Prime Minister Sanna Marin – the country’s first female leader – announced that the combined paid allowance will increase to a combined 14 months, totalling 164 days per parent.
While Finland’s parental leave scheme is generous, it still lags behind its Scandinavian neighbour, Sweden, which boasts Europe's most generous scheme with 240 days pay parent after the birth of the baby.
Health and social affairs minister Aino-Kaisa Pekonen told reporters that “a radical reform of family benefits” has started, aim to strengthen the relationship of parents from the outset, according to BBC News.
Under the new system, each parent would receive a total of 6.6 months’ leave (164 days under Finland's six-day-week benefit system) and pregnant women would receive an additional month’s allowance.
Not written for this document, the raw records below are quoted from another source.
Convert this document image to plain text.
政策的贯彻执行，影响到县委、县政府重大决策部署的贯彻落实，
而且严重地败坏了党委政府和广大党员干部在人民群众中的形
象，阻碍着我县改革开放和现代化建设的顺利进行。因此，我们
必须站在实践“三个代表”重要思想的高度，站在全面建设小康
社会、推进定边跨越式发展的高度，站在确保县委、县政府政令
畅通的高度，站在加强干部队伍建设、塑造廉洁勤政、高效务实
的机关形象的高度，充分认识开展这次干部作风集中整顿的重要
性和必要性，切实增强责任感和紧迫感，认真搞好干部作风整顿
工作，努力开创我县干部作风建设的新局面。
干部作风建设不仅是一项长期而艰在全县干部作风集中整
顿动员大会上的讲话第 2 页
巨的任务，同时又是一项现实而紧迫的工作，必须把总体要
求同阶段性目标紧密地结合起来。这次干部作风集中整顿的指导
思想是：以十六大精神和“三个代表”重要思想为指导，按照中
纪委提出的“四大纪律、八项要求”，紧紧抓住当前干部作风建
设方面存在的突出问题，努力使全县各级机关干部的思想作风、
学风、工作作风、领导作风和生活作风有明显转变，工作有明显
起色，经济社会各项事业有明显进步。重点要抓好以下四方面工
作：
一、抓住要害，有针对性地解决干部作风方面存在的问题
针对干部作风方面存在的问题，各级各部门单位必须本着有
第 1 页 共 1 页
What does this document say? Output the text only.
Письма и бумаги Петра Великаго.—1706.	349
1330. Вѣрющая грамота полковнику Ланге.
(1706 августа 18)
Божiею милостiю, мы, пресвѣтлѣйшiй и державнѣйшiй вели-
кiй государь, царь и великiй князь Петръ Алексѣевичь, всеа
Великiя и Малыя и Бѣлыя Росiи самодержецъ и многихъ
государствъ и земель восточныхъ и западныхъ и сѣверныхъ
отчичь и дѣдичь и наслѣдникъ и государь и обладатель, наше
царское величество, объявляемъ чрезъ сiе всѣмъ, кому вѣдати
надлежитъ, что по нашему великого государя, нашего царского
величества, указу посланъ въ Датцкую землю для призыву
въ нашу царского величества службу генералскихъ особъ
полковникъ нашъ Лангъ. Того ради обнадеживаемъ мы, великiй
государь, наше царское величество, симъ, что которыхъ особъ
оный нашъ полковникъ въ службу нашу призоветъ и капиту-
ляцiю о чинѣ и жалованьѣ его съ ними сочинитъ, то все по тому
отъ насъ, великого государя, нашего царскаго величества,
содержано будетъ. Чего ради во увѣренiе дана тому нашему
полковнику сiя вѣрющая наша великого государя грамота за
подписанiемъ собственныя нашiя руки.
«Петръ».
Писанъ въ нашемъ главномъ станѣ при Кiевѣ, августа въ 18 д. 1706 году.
Either parent would be allowed to transfer 69 days of their quota, while single parents could use both allowances.
The Prime Minister said in January that Finland still had some way to go to achieve gender equality, adding that too few fathers were spending enough time with their children when they were young.
The trend in parental leave is catching on in the rest of Europe with the EU giving a 2019 directive for all member countries to provide each parent with at least four months’ leave, including two months that cannot be transferred, within the next three years.